When it comes to selling your business, you must be realistic when setting your sale price. It is worth it to get an independent assessment of your business’s market value to see if there is a gap between the estimated market value, and the price you need– what I like to call an ‘expectation gap’. If there is a gap then you have two options, either improve the value of your business before selling or drop your expectations. These decisions need to be made before starting the sale process to avoid hitting the wall, which is inevitable if there are no buyers at your price.

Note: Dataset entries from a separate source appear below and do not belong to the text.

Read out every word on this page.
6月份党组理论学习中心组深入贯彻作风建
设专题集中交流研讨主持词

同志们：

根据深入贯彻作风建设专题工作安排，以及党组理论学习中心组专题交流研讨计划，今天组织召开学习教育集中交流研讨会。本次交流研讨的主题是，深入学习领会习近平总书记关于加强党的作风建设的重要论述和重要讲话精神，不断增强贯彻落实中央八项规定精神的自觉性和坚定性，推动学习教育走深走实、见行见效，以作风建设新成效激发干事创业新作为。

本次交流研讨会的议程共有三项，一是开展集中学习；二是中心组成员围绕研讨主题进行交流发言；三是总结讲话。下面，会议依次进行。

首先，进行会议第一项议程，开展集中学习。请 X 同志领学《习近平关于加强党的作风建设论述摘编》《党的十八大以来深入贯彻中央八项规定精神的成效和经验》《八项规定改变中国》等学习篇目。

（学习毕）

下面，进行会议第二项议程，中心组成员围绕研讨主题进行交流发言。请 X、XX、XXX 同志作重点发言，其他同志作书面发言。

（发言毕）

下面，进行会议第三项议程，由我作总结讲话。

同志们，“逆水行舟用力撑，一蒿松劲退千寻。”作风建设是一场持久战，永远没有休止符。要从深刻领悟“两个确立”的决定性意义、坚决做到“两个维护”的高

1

- Consistent Training, Consistent Preparation
Preparing to sell a business is a marathon effort. Like running, you can’t cram your training in at the last minute and expect success. Take the time to make sure both you and your business are ready for sale by finding out if there is an expectation gap and dealing with it before entering the sale process.
Some areas of focus that spring to mind to ensure that your business is up to standard during the due diligence phase (DD) are:
- making sure that your financials are accurate and up to date.

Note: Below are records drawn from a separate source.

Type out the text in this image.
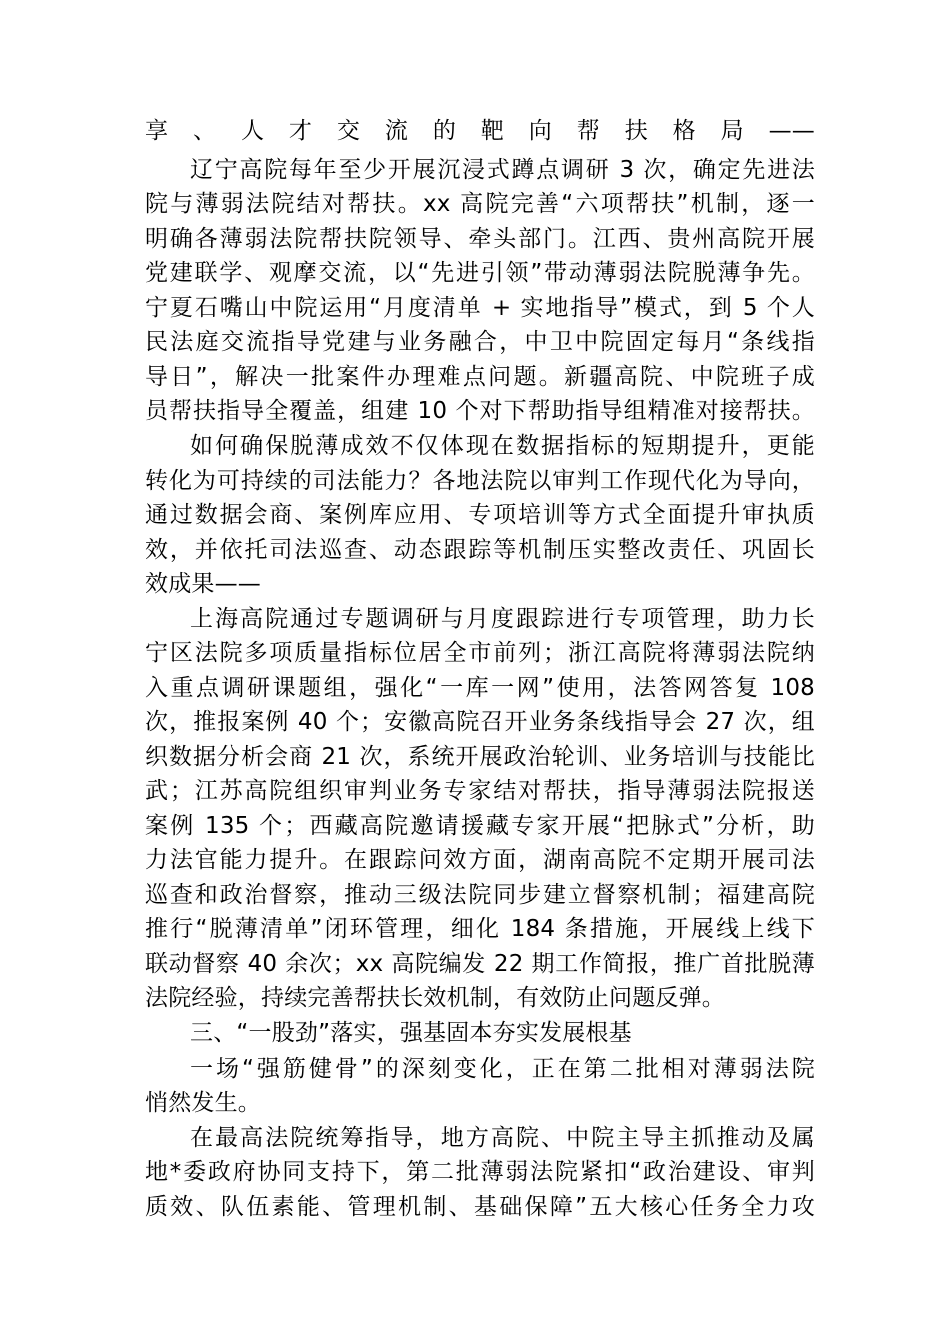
享、人才交流的靶向帮扶格局——
辽宁高院每年至少开展沉浸式蹲点调研 3 次，确定先进法
院与薄弱法院结对帮扶。xx 高院完善“六项帮扶”机制，逐一
明确各薄弱法院帮扶院领导、牵头部门。江西、贵州高院开展
党建联学、观摩交流，以“先进引领”带动薄弱法院脱薄争先。
宁夏石嘴山中院运用“月度清单 + 实地指导”模式，到 5 个人
民法庭交流指导党建与业务融合，中卫中院固定每月“条线指
导日”，解决一批案件办理难点问题。新疆高院、中院班子成
员帮扶指导全覆盖，组建 10 个对下帮助指导组精准对接帮扶。
如何确保脱薄成效不仅体现在数据指标的短期提升，更能
转化为可持续的司法能力？各地法院以审判工作现代化为导向，
通过数据会商、案例库应用、专项培训等方式全面提升审执质
效，并依托司法巡查、动态跟踪等机制压实整改责任、巩固长
效成果——
上海高院通过专题调研与月度跟踪进行专项管理，助力长
宁区法院多项质量指标位居全市前列；浙江高院将薄弱法院纳
入重点调研课题组，强化“一库一网”使用，法答网答复 108
次，推报案例 40 个；安徽高院召开业务条线指导会 27 次，组
织数据分析会商 21 次，系统开展政治轮训、业务培训与技能比
武；江苏高院组织审判业务专家结对帮扶，指导薄弱法院报送
案例 135 个；西藏高院邀请援藏专家开展“把脉式”分析，助
力法官能力提升。在跟踪问效方面，湖南高院不定期开展司法
巡查和政治督察，推动三级法院同步建立督察机制；福建高院
推行“脱薄清单”闭环管理，细化 184 条措施，开展线上线下
联动督察 40 余次；xx 高院编发 22 期工作简报，推广首批脱薄
法院经验，持续完善帮扶长效机制，有效防止问题反弹。
三、“一股劲”落实，强基固本夯实发展根基
一场“强筋健骨”的深刻变化，正在第二批相对薄弱法院
悄然发生。
在最高法院统筹指导，地方高院、中院主导主抓推动及属
地*委政府协同支持下，第二批薄弱法院紧扣“政治建设、审判
质效、队伍素能、管理机制、基础保障”五大核心任务全力攻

- that you can explain your financial story and that it is a story that supports a premium price.
- auditing your financials before going into DD and making sure that all agreements with key stakeholders are up to date, signed and available.
- that your business can stand on its own, independent from you.
4. Stick To The Plan And Take Advantage Of Any Support Offered
No matter how well-trained you are, you will have to dig deep to get through the many issues that can arise during a race. You will go through periods of euphoria and moments of depression. At these moments, you need to stick to the plan, trust the training and connect with the runners around you to build the courage to keep going.
In the same way, no matter how well the business was prepared for sale, the process is going to require a mammoth investment of time and lots of courage. It will be an emotional rollercoaster where you wonder whether the business is even sellable. Sometimes there will be a high level of interest shown and other times when it seems no one is interested or willing to move forward at pace. It is at these moments that you need to stick to the sales plan, keep going as things change, trust in your business, and take advantage of your sell-side advisor to help carry the emotional workload and to keep you motivated.
Running a marathon and selling a business are journeys of discipline, strategic planning, and tenacity. Both require a vision that appreciates sustained effort over time, not quick fixes or rushed preparations.
Whether facing the physical demands of a marathon or the complexities of a business sale, the key is consistent, well-planned preparation and never moving.